Most importantly, upholding the ruling would place major restrictions on tenants being able to sue for wrongful eviction. For example, landlords would be free to present tenants with eviction notices claiming the landlord wants to move into their unit. Under the Court of Appeals decision, even if the landlord had no intention of moving into the unit when they served the notice, tenants would be handcuffed from suing for wrongful eviction.
“It’s carte blanche for illegal evictions,” said tenant’s rights attorney Steve Collier. “If you can’t sue for wrongful evictions, you’re encouraging landlords to give illegal or wrongful evictions, because they get the windfall of the vacant unit if they succeed.”
Tenants’ Union head Ted Gullicksen agrees, dubbing the Court of Appeals decision, “another example of the courts trampling on tenants rights.”
“Most cities tenant and consumer groups have come out strongly against the court of appeals decision,” Gullicksen added.
Now, as the case heads to the Supreme Court, Peskin hopes a brief from the San Francisco City Attorney’s office in support of Santa Monica could help the tenants’ case.
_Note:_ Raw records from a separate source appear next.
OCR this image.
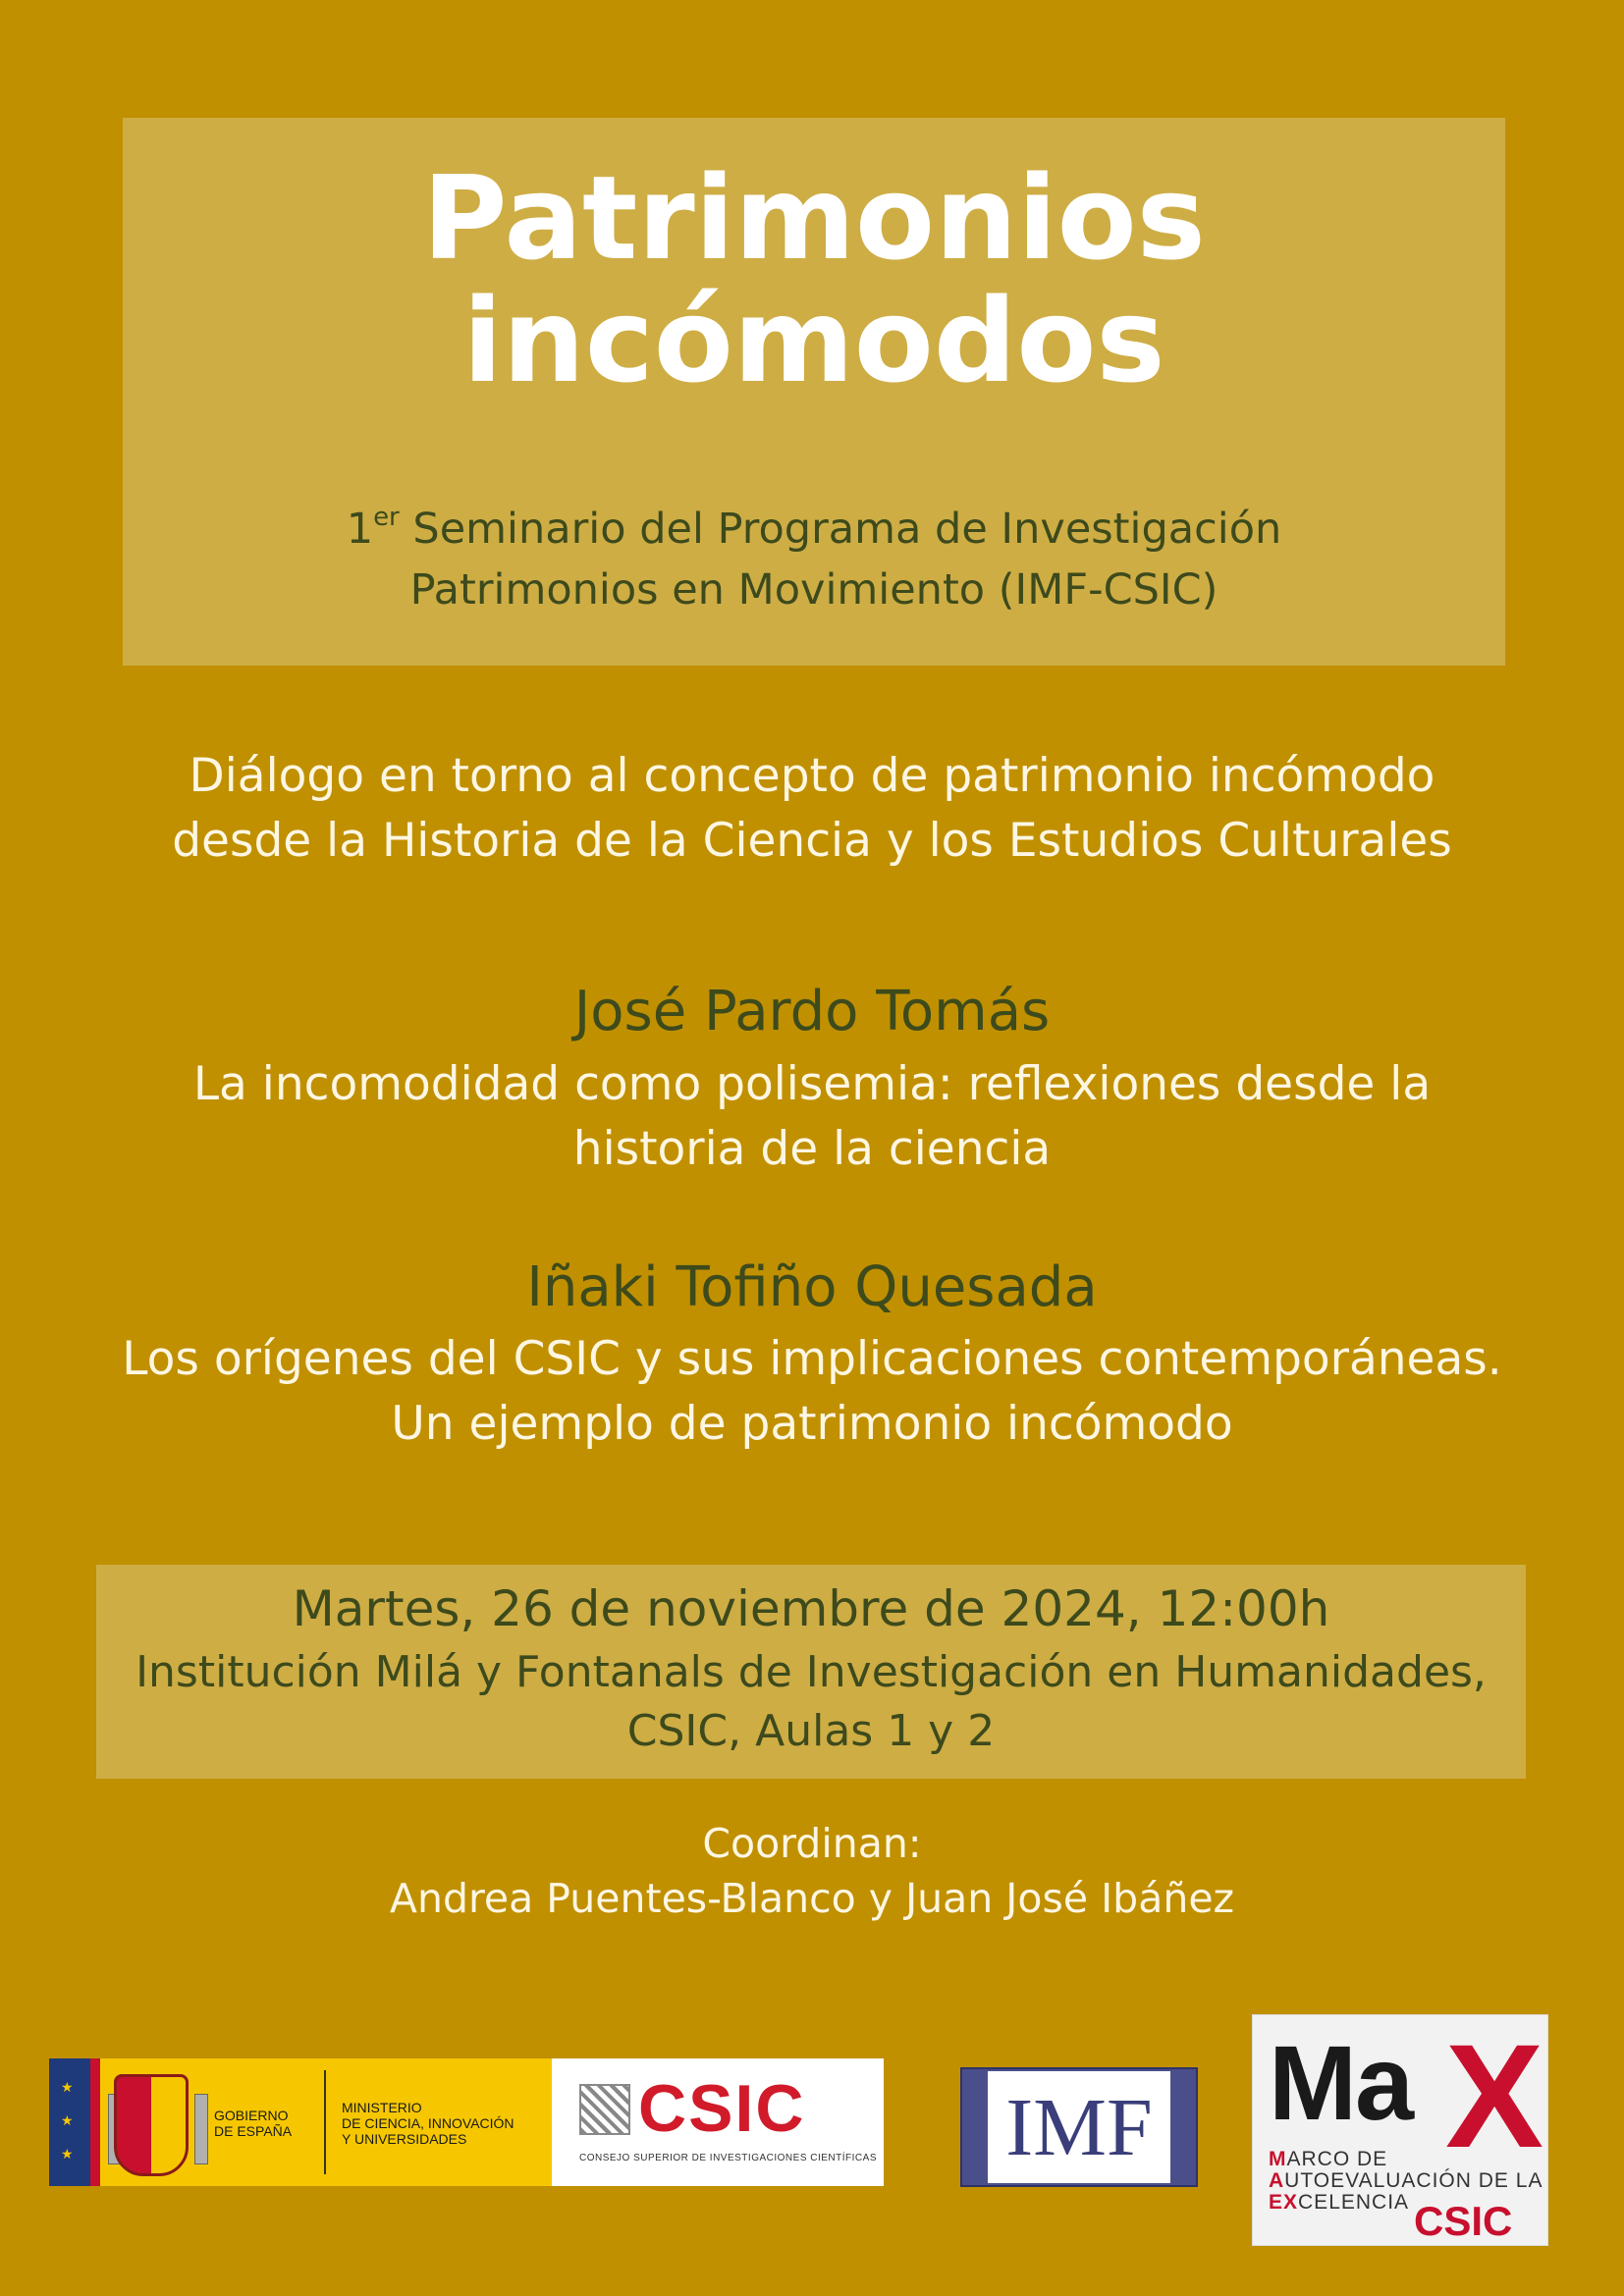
Patrimonios
incómodos
1er Seminario del Programa de Investigación
Patrimonios en Movimiento (IMF-CSIC)
Diálogo en torno al concepto de patrimonio incómodo
desde la Historia de la Ciencia y los Estudios Culturales
José Pardo Tomás
La incomodidad como polisemia: reflexiones desde la
historia de la ciencia
Iñaki Tofiño Quesada
Los orígenes del CSIC y sus implicaciones contemporáneas.
Un ejemplo de patrimonio incómodo
Martes, 26 de noviembre de 2024, 12:00h
Institución Milá y Fontanals de Investigación en Humanidades,
CSIC, Aulas 1 y 2
Coordinan:
Andrea Puentes-Blanco y Juan José Ibáñez
★
★
★
GOBIERNO
DE ESPAÑA
MINISTERIO
DE CIENCIA, INNOVACIÓN
Y UNIVERSIDADES	CSIC
CONSEJO SUPERIOR DE INVESTIGACIONES CIENTÍFICAS IMF Ma X
MARCO DE
AUTOEVALUACIÓN DE LA
EXCELENCIA CSIC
Because our city has a law on the books similarly to Santa Monica’s contested legislation, the city attorney here could write a brief defending local legislation that would serve as an argument against the Court of Appeals decision in the Supreme Court.
“What we’re hoping to do with the request is get the city attorney to file an amicus brief,” said Peskin legislative aide David Owen. “We want to bring this case to his attention and let him know a majority – maybe even a supermajority – of the Board of Supervisors would support his taking a position.”
Tenant advocates support Peskin’s request, seeing the stakes as incredibly high and any potential attempt at influencing the result towards the tenants as worthwhile. Should the Supreme Court rule in favor of the recent Court of Appeals decision, they agree, the statewide ramifications could be disastrous.
“We’re hoping the Supreme Court will do the right thing,” said Collier. “But think it’s very important that the city does this.”